From “Government Oversight of Teaching and Learning” from the American Association of University Professors*:
In the United States, neither teachers nor students are responsible to the government for the content of their teaching or learning.
But since 2004, nearly two dozen state legislatures have considered legislative proposals challenged the fundamental concept that higher education in the United States is and should be free of government control or interference. No state has approved the so-called Academic Bill of Rights, which would involve the state and/or federal government in oversight of curricula and teaching, and faculty hiring and promotion in both public and private institutions of higher education.

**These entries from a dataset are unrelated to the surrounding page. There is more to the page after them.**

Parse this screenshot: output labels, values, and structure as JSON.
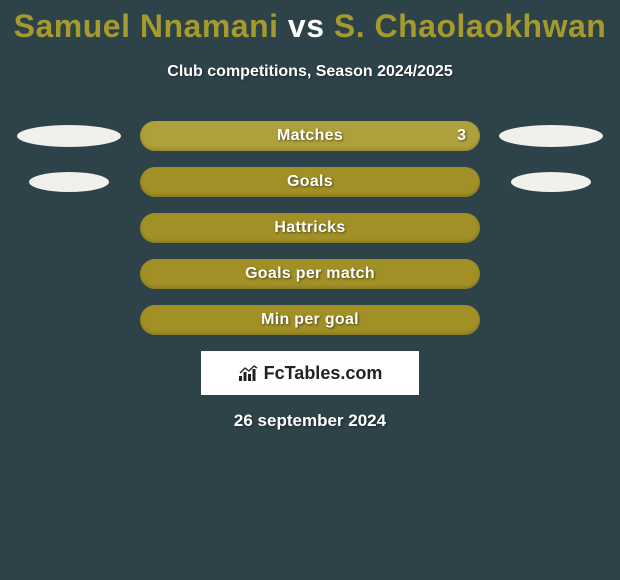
{
  "title": {
    "player1": "Samuel Nnamani",
    "vs": "vs",
    "player2": "S. Chaolaokhwan",
    "player1_color": "#a59a2e",
    "player2_color": "#a59a2e",
    "fontsize": 32
  },
  "subtitle": "Club competitions, Season 2024/2025",
  "background_color": "#2e424a",
  "ellipse_color": "#f0f0ec",
  "rows": [
    {
      "label": "Matches",
      "left_value": "",
      "right_value": "3",
      "bar_color": "#aea03a",
      "left_ellipse_w": 104,
      "left_ellipse_h": 22,
      "right_ellipse_w": 104,
      "right_ellipse_h": 22
    },
    {
      "label": "Goals",
      "left_value": "",
      "right_value": "",
      "bar_color": "#a19026",
      "left_ellipse_w": 80,
      "left_ellipse_h": 20,
      "right_ellipse_w": 80,
      "right_ellipse_h": 20
    },
    {
      "label": "Hattricks",
      "left_value": "",
      "right_value": "",
      "bar_color": "#a19026",
      "left_ellipse_w": 0,
      "left_ellipse_h": 0,
      "right_ellipse_w": 0,
      "right_ellipse_h": 0
    },
    {
      "label": "Goals per match",
      "left_value": "",
      "right_value": "",
      "bar_color": "#a19026",
      "left_ellipse_w": 0,
      "left_ellipse_h": 0,
      "right_ellipse_w": 0,
      "right_ellipse_h": 0
    },
    {
      "label": "Min per goal",
      "left_value": "",
      "right_value": "",
      "bar_color": "#a19026",
      "left_ellipse_w": 0,
      "left_ellipse_h": 0,
      "right_ellipse_w": 0,
      "right_ellipse_h": 0
    }
  ],
  "brand": "FcTables.com",
  "date": "26 september 2024"
}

The policy proposed at DuPage would “mirrors the Academic Bill of Rights […] and faculty members say that they were not told that the board wanted to include this measure”. In a letter from the faculty association to the board, the association notes:
[The Academic Bill of Rights] supporters apparently hope that the bill will give elected officials the power to dictate, for example, whether creationism should be taught alongside evolution in college biology. Let us be clear: The faculty supports teaching conflicting views on a subject where those views are supported by sufficient evidence. But it is the responsibility of college professors, who are trained experts in their fields, to evaluate that evidence. It’s not the job of politicians…. Given the controversial nature of ABOR and its lack of acceptance in Illinois, it’s especially troubling that the Board would try to use a revision in Board policies to impose it … without due debate or consideration.
Student’s expression is also under threat under this policy, which would give the board the power to approve or reject visiting speakers, influence the planning of speaking events, and give the college president control of the content of the school newspaper. A letter from the Student Press Law Center*, notes that this power shift seems to be in response to criticism of the board of trustees in the paper, and that under Illinois College Campus Press Act, enforcing this policy would “[consititute] a violation of students’ free-speech rights.”